Subjects in Brewer’s study inhabited each moment of their nicotine craving fully. They embraced their thoughts and reactions and examined them (“How does that feel?”), rather than replacing these thoughts with another thought considered to be more constructive. This put the craving under a different microscope than the “gold standard” behavioral modification approach, Cognitive Behavior Therapy (CBT). Certainly mindfulness provided more awareness than the usual compulsive “itch-scratching” of submission to craving. Brewer’s study held that mindfulness was equally as effective as CBT.
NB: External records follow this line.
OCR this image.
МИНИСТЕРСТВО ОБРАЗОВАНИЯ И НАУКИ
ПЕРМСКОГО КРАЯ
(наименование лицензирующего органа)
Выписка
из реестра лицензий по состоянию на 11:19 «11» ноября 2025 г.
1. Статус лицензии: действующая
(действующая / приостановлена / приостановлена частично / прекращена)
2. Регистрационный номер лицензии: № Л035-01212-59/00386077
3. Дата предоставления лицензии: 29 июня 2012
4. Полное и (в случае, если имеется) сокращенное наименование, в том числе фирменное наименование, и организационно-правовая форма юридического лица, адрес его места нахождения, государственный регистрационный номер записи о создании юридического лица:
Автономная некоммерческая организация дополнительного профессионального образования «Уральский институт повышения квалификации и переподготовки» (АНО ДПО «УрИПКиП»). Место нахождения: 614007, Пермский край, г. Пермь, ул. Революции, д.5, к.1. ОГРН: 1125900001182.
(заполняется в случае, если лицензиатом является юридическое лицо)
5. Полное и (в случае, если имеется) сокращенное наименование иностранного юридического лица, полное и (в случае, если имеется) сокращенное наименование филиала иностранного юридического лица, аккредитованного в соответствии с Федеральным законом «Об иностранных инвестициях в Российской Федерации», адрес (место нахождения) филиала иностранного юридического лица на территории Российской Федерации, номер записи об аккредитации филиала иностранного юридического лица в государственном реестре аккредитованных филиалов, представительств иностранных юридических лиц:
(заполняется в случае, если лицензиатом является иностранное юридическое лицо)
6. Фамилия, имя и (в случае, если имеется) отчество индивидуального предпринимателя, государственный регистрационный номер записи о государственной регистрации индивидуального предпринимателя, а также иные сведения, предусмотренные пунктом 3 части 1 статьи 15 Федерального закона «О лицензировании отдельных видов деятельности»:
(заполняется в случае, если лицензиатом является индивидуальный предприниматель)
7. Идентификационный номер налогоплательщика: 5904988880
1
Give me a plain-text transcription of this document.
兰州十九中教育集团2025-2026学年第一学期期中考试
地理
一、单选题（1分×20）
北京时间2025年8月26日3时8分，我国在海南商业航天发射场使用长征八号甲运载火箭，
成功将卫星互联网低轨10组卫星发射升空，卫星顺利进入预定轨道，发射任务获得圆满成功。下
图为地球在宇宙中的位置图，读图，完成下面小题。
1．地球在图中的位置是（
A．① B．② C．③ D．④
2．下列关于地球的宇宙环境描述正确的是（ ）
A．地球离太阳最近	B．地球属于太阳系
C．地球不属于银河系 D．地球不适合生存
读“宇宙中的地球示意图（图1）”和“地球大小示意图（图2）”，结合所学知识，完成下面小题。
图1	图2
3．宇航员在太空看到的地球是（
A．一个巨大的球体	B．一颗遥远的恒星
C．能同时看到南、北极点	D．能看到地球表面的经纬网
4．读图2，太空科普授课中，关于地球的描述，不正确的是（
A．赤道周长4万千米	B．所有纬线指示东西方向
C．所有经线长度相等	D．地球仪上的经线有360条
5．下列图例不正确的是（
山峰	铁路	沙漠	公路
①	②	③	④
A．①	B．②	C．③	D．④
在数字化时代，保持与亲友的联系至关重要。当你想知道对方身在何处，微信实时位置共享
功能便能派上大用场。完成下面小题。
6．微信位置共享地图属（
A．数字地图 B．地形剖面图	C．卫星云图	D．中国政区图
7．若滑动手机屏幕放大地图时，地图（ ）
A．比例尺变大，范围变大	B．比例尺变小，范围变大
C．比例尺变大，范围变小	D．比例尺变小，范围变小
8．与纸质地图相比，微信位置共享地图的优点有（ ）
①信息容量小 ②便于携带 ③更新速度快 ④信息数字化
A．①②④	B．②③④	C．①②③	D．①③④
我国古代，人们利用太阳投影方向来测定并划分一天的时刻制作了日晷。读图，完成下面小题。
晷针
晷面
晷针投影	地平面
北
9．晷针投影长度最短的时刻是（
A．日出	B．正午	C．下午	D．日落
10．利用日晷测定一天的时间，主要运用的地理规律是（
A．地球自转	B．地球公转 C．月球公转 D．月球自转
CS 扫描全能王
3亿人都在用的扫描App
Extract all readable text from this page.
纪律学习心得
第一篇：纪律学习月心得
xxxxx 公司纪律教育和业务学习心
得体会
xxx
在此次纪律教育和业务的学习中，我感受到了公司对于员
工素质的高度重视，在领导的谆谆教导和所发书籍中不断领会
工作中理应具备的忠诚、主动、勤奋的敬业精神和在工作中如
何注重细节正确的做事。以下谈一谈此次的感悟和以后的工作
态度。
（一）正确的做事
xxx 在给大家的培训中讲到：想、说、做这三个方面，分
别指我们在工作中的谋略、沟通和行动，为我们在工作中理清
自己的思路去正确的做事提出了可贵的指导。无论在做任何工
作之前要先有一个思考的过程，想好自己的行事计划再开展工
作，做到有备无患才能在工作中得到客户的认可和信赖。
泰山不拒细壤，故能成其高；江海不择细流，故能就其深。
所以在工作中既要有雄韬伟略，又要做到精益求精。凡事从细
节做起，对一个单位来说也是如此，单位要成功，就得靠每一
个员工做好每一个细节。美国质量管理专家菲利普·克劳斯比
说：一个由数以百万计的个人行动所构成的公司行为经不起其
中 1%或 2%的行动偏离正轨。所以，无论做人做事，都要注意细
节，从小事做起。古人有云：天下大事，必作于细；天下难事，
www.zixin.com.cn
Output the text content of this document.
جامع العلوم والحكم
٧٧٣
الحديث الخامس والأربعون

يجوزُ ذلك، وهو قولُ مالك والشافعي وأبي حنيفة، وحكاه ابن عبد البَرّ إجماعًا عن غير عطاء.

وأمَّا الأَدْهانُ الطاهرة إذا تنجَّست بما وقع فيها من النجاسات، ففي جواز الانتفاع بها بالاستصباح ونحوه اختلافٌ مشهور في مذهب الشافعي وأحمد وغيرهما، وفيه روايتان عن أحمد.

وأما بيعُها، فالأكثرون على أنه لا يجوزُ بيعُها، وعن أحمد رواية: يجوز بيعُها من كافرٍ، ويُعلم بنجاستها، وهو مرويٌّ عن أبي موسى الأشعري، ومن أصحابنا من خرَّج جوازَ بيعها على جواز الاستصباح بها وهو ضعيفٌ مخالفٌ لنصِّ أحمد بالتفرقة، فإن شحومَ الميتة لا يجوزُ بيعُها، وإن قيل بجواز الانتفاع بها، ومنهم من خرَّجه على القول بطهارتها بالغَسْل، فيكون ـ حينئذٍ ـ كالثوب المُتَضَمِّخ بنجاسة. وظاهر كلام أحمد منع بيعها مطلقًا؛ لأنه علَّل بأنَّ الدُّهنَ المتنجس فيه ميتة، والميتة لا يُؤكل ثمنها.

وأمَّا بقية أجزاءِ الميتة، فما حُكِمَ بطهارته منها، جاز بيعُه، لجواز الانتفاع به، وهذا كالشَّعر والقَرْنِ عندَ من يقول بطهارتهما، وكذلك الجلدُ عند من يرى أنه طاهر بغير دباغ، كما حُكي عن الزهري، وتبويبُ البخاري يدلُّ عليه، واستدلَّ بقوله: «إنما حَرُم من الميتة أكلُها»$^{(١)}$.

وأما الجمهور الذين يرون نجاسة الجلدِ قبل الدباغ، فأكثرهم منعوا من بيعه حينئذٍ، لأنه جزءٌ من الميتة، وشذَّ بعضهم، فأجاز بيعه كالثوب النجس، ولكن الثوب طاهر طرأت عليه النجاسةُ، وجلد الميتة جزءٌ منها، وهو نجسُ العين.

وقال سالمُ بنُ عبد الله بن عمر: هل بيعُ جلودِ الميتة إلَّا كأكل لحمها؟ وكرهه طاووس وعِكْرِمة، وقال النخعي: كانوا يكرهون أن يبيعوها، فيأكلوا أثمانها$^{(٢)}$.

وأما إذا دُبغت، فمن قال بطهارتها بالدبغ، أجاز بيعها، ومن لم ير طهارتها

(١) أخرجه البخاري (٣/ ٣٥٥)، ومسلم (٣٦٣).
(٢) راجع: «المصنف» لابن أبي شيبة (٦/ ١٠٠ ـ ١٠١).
Dr. Brewer has made the application of mindfulness to the cessation of craving his life’s work. In fact, earlier this year, Brewer’s Craving to Quit app won a global technology challenge seeking potential innovative methods to address the opioid crisis. You could say Dr. Brewer’s career has come full circle from his VA days, when he treated vets for opioid addiction.

A Wide Net

Even those of us who are already in recovery may yet be saddled with other addictive behaviors. In Part One, “The Dopamine Hit,” The Craving Mind devotes entire chapters to addictions to technology, ourselves, distraction, thinking, and love. It’s a wide net that Brewer casts, and most 21st Century humans are likely ensnared by it.